Labour suspends Ken Livingstone over Hitler remarks

Former London mayor branded a ‘disgusting Nazi apologist’ after his Hitler ‘Zionist’ claim

Labour has suspended former London mayor Ken Livingstone from the party after he said that Adolf Hitler had supported Zionism before he murdered six million Jews. The move followed a storm of protest from Labour MPs, one of whom branded Mr Livingstone a "disgusting Nazi apologist".

The move against Mr Livingstone comes amid a controversy over anti-Semitism within the party after Bradford MP Naz Shah was suspended for comments she made on social media about Israel and the Jews. The former mayor, who is a close ally of Labour leader Jeremy Corbyn, made his remarks about Hitler while defending Ms Shah during an interview with BBC London.

“Let’s remember, when Hitler won his election in 1932 his policy then was that Jews should be moved to Israel. He was supporting Zionism before he went mad and ended up killing six million Jews,” he said.

"There has been a very well-orchestrated campaign by the Israel lobby to smear anybody who criticises Israeli policy as anti-Semitic. I had to put up with 35 years of this, being denounced because back in 1981 we were campaigning to say the Labour Party should recognise the Palestine Liberation Organisation. "

READ MORE

Hitler's persecution of the Jews escalated during his 12 years in power from a policy of violence and discrimination aimed at driving them out of Germany to the "final solution" of murdering all the Jews in Europe. Zionism emerged in the wake of 19th-century European nationalist movements with the aim of establishing a Jewish-majority state in their historic homeland of Israel.

Labour MP John Mann confronted Mr Livingstone later on Thursday at the BBC studios in London, in an angry exchange caught on camera by ITV News.

"You're a lying racist, a Nazi apologist. You're a disgusting Nazi apologist, Livingstone," Mr Mann said. "You're rewriting history. Go back and check what Hitler did. There is a book called Mein Kampf."

Condemnations

As other Labour MPs, including the party’s candidate for London mayor,

Sadiq Khan

, joined in the condemnation of Mr Livingstone’s remarks, Labour announced he was being suspended. Mr Corbyn said Labour would not tolerate “anti-Semitism in any form whatsoever in our party”.

The Labour leader faced criticism for being slow to act against Ms Shah after it emerged she had posted incendiary messages about Israel and the Jews on Facebook before she became an MP. Ms Shah apologised on Wednesday for sharing an image that advocated relocating Israel to the United States, adding the comment "problem solved".

She had also urged social media contacts to vote in a poll on Israeli conduct towards Palestinians, because “the Jews are rallying”.

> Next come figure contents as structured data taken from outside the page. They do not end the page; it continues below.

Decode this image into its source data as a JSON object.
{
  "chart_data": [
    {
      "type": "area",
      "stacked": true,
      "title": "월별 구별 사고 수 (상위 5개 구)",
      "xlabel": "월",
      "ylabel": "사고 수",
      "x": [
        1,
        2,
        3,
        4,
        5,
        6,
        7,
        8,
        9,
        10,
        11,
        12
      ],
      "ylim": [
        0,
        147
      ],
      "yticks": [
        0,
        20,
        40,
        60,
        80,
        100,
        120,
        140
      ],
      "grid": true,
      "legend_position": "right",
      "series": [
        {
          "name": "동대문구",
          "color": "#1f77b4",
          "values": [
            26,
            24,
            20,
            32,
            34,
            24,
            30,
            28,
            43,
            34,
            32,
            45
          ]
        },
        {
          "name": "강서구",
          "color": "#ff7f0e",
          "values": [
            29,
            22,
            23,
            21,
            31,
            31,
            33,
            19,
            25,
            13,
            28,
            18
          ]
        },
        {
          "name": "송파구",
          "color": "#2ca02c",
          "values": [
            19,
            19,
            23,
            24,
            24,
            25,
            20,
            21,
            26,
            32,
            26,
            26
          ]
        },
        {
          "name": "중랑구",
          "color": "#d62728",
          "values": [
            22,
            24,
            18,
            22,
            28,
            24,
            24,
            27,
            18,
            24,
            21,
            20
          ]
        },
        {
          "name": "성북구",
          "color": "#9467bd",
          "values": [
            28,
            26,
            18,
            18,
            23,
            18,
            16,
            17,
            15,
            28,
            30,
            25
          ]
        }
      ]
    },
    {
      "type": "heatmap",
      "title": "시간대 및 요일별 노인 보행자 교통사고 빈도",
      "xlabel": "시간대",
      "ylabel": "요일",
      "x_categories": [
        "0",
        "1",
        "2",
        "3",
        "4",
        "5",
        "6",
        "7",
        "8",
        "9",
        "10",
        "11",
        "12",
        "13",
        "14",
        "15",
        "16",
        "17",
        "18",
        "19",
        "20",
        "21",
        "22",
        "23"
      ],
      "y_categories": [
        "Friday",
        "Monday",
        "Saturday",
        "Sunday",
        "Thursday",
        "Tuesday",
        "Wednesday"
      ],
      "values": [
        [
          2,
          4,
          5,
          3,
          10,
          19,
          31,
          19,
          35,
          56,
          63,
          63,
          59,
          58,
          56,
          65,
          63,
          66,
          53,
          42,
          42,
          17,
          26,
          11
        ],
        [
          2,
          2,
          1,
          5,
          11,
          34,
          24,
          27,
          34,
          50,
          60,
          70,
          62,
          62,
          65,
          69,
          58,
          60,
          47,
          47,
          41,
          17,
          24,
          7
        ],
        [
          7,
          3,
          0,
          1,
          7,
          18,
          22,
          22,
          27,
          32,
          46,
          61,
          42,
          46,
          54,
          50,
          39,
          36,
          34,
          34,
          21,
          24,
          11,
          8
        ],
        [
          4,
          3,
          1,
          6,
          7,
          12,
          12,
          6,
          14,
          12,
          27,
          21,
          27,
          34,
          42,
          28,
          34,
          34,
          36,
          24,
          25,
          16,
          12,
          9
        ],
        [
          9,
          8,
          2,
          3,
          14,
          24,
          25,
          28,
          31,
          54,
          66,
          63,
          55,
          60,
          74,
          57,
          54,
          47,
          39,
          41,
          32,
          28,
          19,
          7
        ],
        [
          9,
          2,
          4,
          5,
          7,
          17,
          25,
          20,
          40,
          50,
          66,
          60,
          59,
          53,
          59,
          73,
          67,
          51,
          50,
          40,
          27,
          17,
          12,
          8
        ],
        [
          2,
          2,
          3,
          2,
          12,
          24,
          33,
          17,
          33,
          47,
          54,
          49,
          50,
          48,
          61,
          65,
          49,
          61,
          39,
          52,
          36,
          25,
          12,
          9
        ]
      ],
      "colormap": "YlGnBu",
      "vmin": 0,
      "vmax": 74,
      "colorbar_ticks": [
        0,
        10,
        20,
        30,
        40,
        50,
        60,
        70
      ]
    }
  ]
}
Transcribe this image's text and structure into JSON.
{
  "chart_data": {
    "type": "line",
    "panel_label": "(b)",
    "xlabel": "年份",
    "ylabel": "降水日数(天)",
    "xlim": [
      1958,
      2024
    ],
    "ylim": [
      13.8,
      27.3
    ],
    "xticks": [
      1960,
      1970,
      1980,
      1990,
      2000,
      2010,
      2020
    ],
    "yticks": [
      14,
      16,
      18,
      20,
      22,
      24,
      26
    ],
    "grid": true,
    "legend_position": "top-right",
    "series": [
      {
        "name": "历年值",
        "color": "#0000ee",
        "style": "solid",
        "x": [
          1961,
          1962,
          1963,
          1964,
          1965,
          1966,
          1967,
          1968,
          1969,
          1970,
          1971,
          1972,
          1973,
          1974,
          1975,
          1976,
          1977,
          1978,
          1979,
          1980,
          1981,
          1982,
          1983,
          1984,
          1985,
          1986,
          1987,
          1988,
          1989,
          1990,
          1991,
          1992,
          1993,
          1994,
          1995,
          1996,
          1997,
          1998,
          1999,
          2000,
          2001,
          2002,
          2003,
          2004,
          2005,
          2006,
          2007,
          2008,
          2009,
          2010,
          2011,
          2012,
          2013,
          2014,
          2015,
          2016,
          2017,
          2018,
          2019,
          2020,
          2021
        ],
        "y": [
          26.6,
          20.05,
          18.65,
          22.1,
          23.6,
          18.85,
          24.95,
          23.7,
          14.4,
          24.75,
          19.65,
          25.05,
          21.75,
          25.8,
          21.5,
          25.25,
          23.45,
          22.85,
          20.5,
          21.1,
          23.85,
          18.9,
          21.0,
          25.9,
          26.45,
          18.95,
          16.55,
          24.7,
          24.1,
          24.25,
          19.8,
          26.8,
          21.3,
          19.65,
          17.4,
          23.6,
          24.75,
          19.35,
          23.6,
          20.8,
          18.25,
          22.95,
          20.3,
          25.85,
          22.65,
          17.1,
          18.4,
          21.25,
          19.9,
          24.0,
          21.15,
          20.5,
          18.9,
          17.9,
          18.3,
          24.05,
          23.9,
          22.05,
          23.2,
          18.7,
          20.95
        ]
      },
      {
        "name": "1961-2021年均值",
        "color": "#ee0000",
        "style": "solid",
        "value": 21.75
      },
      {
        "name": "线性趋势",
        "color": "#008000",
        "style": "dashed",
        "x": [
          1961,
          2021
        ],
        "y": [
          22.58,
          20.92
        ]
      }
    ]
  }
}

Mr Livingstone's remarks on Thursday caused greater offence to Jews because they linked Hitler to Zionism and the Board of Deputies of British Jews called for his expulsion from the Labour Party. David Cameron said it was clear Labour had a problem with anti-Semitism.

Racism

“I think they have got to recognise that anti-Semitism is like racism. It is unacceptable in a modern political party and every political party facing this problem has got to deal with it. And as I said to Jeremy Corbyn some weeks ago, when I was shouted down in the House of Commons with cries of ‘disgraceful’ from the Labour benches, they’ve got a problem. It is now totally apparent they have got a problem. And they have got to deal with it,” he said.

Mr Livingstone defended his remarks, claiming his critics were confusing anti-Semitism with criticism of Israeli government policies. "Blurring these two things undermines the real importance of anti-Semitism, because a real anti-Semite doesn't just hate the Jews in Israel, they hate their Jewish neighbour in Golders Green or in Stoke Newington. It's a physical loathing," he told the BBC.